Of the indigenous Purepecha people, Mora also found American racism – and its antidote through art and cultural awareness – readily intelligible. (The filmmaker son also made a feature film depicting one of the tribe’s major legends, entirely in the indigenous language, three years ago - Erendira Ikikunari is available at Netflix.) The section of the film devoted, for example, to the early aims and practices of the Taller de Gráfica Popular with its credo of “prints for the people” (it was just a decade old when it brought Catlett and Mora together) are as fascinating at that about Catlett’s engineering a trip to a whites-only exhibit in New Orleans of a Picasso show for her students when she taught at Dillard University; clearly moved, she recounts how her students – not a one had ever entered a museum or gallery to see art “in person” before – ran about excitedly, exclaiming and calling to one another to come and see.

Catlett settled in Mexico and eventually became a Mexican citizen (after Mora’s death she reclaimed dual citizenship in the U.S.) following harassment and arrest due to her political organizing and associations, as government forces sympathetic to the McCarthyism rampant to the north attempted to pressure her into leaving. Although the film does not address that, it does spend time on the three sons Catlett and Mora raised, all artists.
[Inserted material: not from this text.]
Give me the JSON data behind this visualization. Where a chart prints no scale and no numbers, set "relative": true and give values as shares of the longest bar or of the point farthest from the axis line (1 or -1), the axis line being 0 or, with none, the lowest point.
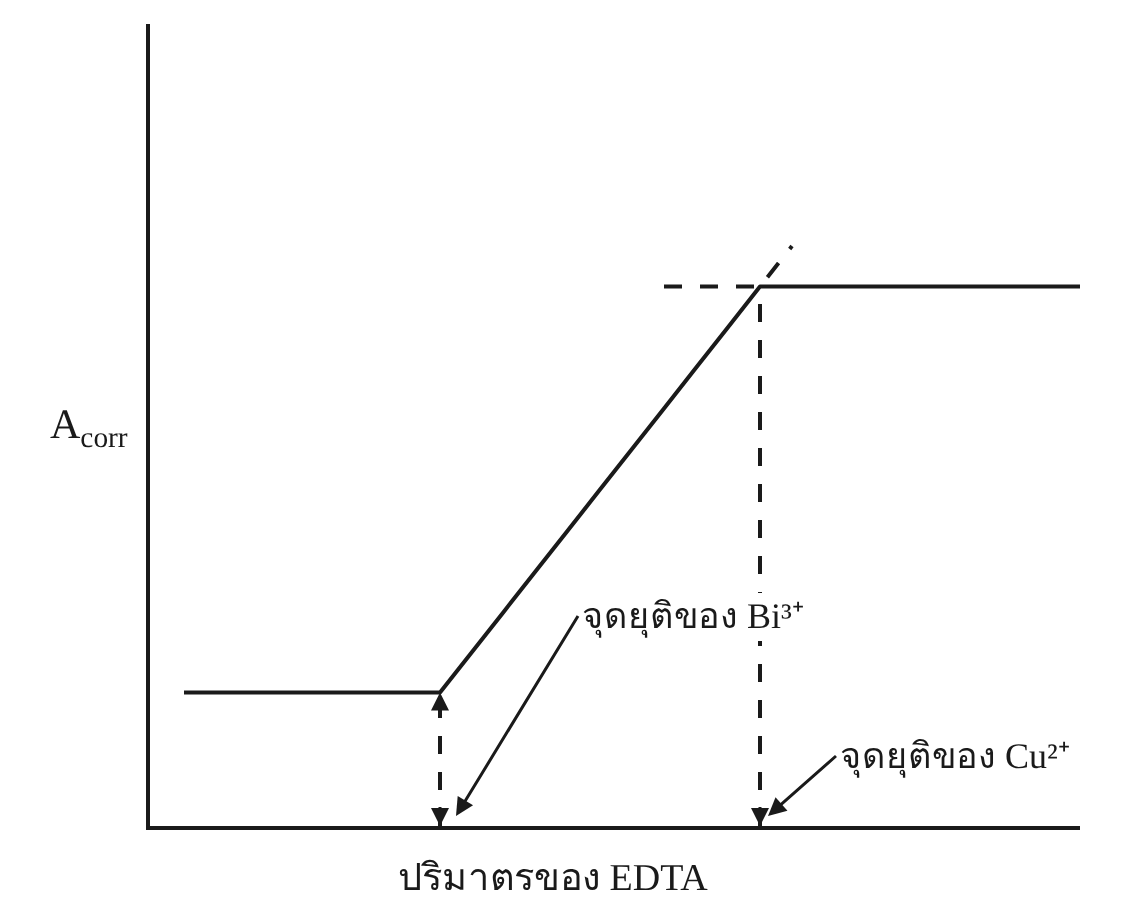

Besides Juan the filmmaker, composer and jazz musician Francisco Mora Jr. did the film’s score – a pair of string quartets celebrating Harriet Tubman and indigenous Mexican women – and the youngest, David, is a painter in his own right as well as Catlett’s studio assistant.

Besides making the celebration of African American women and mothers a major theme in her art, Catlett says at one point, “I was always doing things that Mexican women just didn’t do.” While she gives enormous credit to Mora for the union’s success, what’s also obvious as the film progresses is how well matched this pair is as artists – in temperament, sympathies, aims and capacity to nourish each other’s work. You see the results of that in CFAC’s galleries “in person” – and you might feel like it’s the first time you’ve been in a gallery too.

*******
This review is from the 9/17/09 issue of the Syracuse City Eagle weekly. Betty y Pancho screened on Saturday, September 19 at 3:00 PM in the PRPAC Black Box Theatre at Community Folk Art Center, 805 E. Genesee St., with Juan Mora Catlett on hand for discussion afterward. Power and Pride: An Elizabeth Catlett Retrospective is on view at CFAC to December 12th; the opening artist’s reception was Friday, September 18, 6:00 – 8:00 PM. CFAC is open Tuesday – Saturday, 10 – 5, and Saturdays, 11 – 5. Also, through October 21st, in CFAC’s video alcove, two films by Carrie Mae Weems, Constructing History: A Requiem to Mark the Moment and Afro Chic, in conjunction with Light Work’s city-wide collaboration focusing on photo and video by Barry Anderson.